To figure out whether someone is likely to receive those benefits, USCIS will look at things like a person’s age, income, health, education, English language ability, and even credit score. Put simply, it’s a test of an immigrant’s wealth and privilege. Immigrants with little of either could be denied green cards.
Immigrants were previously considered public charges only if most of their income was likely to come from the government, a generous standard that allowed the vast majority of people to pass the public charge test. Now they could be denied legal residency if even a small portion of their income is likely to come from government programs. It’s unclear how many people will be denied, and a lot will depend on the specific instructions immigration officers are given about implementing the new standards.
The rule will apply to immigrants applying for green cards from within the United States.
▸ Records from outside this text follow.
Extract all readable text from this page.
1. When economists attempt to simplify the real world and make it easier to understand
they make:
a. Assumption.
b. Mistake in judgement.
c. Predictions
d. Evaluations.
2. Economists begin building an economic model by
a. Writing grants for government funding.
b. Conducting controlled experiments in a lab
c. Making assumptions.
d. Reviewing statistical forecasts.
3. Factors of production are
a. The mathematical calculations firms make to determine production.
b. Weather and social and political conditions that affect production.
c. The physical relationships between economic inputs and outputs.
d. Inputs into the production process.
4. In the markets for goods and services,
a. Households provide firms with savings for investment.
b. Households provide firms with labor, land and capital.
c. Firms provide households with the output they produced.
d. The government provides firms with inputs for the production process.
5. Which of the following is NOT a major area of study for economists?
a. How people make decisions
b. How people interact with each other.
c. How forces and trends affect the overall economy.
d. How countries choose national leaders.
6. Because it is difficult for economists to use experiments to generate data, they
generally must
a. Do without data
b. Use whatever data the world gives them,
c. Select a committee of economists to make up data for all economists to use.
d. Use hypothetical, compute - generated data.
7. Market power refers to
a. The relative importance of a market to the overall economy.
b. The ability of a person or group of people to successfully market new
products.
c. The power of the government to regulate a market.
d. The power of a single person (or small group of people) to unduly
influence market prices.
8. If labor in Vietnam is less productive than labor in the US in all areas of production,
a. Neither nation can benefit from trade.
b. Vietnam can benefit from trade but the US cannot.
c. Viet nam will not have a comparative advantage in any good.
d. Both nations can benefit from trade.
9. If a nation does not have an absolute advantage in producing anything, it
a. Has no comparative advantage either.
The State Department handles green card applications from people abroad, and Randy Capps, the director of research for US programs at the nonpartisan Migration Policy Institute, says it seems highly likely that the State Department will move to adopt USCIS’s public charge standard.
USCIS will consider incomes above 250 percent of the federal poverty line—about $62,000 for a family of four—as a major positive factor in public charge determinations. In an analysis of the rule’s potential impact last year, the Migration Policy Institute found that 71 percent of recent legal immigrants from Mexico and Central America wouldn’t clear the 250 percent threshold, compared to 25 percent of those from India and 34 percent from Canada. Capps says the rule is line with the administration’s narrow definition of merit and its “express desire to exclude people who are not from Europe” as it mostly targets immigrants from Mexico and Central America.
The second impact of the rule is likely to come through indirect “chilling” effects, as misunderstandings and fear cause immigrants to drop out of government programs that they remain eligible for. Immigrants who already have green cards are not affected by the rule, nor will immigrants be punished for benefits used by family members who are eligible for them, Capps explains. But the Migration Policy Institute’s research shows that confusion could lead many immigrants to stop using government programs anyway. Kara Lynum, a Minnesota-based immigration attorney, wrote on Twitter that she’s already had multiple clients call to ask her if they should unenroll their US-citizen children from programs like free school lunches they remain completely eligible for.  
Doug Rand, who worked to promote entrepreneurship in the Obama White House and is now the president of a technology company called Boundless that helps immigrants apply for green cards, says one of the main goals is to “scare a bunch of people [into] not using safety net programs” they remain eligible for. Having fewer immigrants using public benefits is the administration’s explicit goal: The White House announced in a press release Monday that the rule was designed to “help ensure that non-citizens in this country are self-sufficient and not a strain on public resources.”
At the White House rollout of the rule on Monday, USCIS director Ken Cuccinelli framed the rule as a simple matter of promoting “self-reliance” among immigrants. Cuccinelli was proud to note that his own Italian grandfather had brought his cousins Mario and Silvio to the United States. Trump has said he wants to end this very practice of what he calls “chain migration.”
When a reporter asked why the Latino community shouldn’t feel targeted by the rule, Cuccinelli replied, “Well, first of all, this is a 140-year-old legal structure…This is not new. The same question might have been asked when my Italian immigrant ancestors were coming.”
Cuccinelli is right. There’s nothing new about using the public charge rule to target immigrants from nations disliked by nativists. Early on, it was people like Cuccinelli’s Italians. The New York Times argued in 1887 that the public charge rule would prevent Italy from sending “monthly consignments of Neapolitan mendicants” and stop nations from improving “their average of citizenship by lowering and polluting ours.” Today, the targets are different, but it’s the same message: Send them back.